A Bundle of Contradictions

In the wake of the accumulating wreckage of the Obamacare rollout and millions of cancelled insurance policies, with millions more still to come, a number of political prognosticators are forecasting the implosion of modern liberal statism.

We'll see if that actually comes to pass, but I'm reminded that Marxists used to assure us that it was capitalism that would soon collapse under the weight of its own contradictions. This assurance is amusing given that if anything is groaning under the weight of contradiction and paradox today it's modern liberalism, particularly the secular variety. Consider some of the odd beliefs to which secular liberals cling:
  • They believe that it's absurd to think, as some religious folks do, that we all bear the guilt of our primeval ancestors' sin, but while they scoff at this idea they themselves insist that it's almost self-evident that if you're white you bear guilt for the sin of slavery committed by other whites (and some blacks) 200 years ago.

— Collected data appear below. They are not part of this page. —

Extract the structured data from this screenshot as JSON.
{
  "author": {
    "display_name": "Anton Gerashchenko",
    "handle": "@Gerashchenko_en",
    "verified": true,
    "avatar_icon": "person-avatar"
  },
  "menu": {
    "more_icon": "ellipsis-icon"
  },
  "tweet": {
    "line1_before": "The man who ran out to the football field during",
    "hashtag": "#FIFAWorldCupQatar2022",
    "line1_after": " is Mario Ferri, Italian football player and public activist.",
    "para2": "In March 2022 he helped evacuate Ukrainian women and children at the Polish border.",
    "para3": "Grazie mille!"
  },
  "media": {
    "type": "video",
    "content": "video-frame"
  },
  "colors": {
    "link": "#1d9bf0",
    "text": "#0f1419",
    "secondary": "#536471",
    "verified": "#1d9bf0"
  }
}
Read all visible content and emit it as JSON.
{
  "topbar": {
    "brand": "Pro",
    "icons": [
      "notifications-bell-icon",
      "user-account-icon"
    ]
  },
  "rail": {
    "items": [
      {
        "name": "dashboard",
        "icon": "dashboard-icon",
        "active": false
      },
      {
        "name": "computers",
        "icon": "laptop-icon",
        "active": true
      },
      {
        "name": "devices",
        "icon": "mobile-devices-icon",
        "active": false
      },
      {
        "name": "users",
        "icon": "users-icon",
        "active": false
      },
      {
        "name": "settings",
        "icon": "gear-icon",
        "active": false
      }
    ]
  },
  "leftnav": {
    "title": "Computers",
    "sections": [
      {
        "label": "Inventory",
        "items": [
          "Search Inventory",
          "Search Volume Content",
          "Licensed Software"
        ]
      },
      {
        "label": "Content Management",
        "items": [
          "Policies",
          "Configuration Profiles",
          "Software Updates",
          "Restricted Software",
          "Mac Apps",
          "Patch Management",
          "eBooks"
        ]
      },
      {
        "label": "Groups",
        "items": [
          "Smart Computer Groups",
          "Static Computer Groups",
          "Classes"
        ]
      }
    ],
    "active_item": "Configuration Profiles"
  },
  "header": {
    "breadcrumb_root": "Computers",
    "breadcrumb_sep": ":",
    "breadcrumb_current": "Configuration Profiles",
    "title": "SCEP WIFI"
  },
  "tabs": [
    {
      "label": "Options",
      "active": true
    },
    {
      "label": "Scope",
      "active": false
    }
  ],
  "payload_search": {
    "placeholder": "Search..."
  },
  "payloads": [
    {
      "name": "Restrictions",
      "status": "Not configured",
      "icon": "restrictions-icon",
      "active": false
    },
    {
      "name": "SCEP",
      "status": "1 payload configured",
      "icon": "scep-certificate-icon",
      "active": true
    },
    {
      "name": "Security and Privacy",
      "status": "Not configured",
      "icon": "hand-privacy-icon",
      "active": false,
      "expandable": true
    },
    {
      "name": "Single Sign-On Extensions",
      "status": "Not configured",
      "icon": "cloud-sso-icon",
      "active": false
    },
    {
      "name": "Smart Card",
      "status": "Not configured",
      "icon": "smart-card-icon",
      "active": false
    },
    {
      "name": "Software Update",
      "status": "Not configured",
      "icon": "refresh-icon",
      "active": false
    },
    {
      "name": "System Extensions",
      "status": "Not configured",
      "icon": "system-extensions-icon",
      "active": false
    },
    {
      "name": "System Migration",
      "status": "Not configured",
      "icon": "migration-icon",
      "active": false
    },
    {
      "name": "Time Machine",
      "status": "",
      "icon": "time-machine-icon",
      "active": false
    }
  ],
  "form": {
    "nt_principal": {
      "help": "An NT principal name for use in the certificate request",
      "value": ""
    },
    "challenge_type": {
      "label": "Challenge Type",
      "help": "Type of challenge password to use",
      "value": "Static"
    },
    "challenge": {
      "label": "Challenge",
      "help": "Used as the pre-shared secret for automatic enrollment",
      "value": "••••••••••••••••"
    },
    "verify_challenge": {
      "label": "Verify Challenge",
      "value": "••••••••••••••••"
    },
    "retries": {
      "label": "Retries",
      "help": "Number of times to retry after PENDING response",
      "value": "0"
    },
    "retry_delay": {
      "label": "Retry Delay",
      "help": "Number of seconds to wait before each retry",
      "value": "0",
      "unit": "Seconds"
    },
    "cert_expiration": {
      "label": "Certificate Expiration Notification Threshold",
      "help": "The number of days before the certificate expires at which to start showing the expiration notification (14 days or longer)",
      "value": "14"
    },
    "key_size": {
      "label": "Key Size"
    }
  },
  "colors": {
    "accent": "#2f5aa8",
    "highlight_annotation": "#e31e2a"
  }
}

  • They believe that capital punishment is immoral, that executing a heinous murderer is wrong, that it dehumanizes us as a people, and that society should proscribe it. At the same time they believe that the grisly execution of an innocent child in its mother's womb is not a moral matter and is certainly not any of society's business.
  • They declaim that those who believe in a supernatural creator are uneducated, superstitious bumpkins who believe in things without much evidence. But at the same time they believe, despite the complete dearth of evidence, that life arose by sheer accident from non-life, that consciousness evolved from brute unconscious matter, and that there are innumerable other universes, a multiverse, beyond our own.
  • They scoff at the "blind faith" of those who place their trust in the words of men who lived 2000 years ago, while at the same time placing total confidence in politicians who voted for a 2000 page health care reform law without ever having read it and who insouciantly urged their colleagues to pass the thing so they could find out what's in it.
  • They mock those who appeal to faith as a justification for belief, but they themselves place complete faith in the pronouncements of scientists who prophesy that the earth is headed for eco-catastrophe because of global warming, even though the average global temperature has remained inexplicably static for 16 years.
  • Liberals believe that a 16 year-old girl is the best judge of whether she should have an abortion while at the same time they tell adults that they're simply not competent to decide for themselves how much soda they should drink and what kind of health insurance they should have, or even if they should have any at all. On these matters the government must dictate, but terminating a life in the womb should be a personal choice.
  • The liberal chortles at the mere mention of "trickle down" or "voodoo" economic theories that teach that lower taxes actually increase revenues. Yet at the same time he believes that raising the minimum wage and thereby increasing an employer's costs will perversely motivate him to actually hire more workers. Liberals also believe with all their heart that we can extend insurance coverage to everyone, including people with costly preconditions, and that the cost to the average family will nevertheless shrink by $2500.
  • The liberal believes society can change the definition of marriage from one man and one (biologically unrelated) woman by removing the restriction on the gender of the participants while still retaining restrictions on the number of participants and their biological kinship. They can't say why they're so certain that one part of the definition can be changed while keeping the rest of it intact, except that they just know no one would want to be involved in a group marriage or marry his sister.
It's not just that to be a liberal one must believe impossible things, but rather that while believing impossible things one must also reject common sense.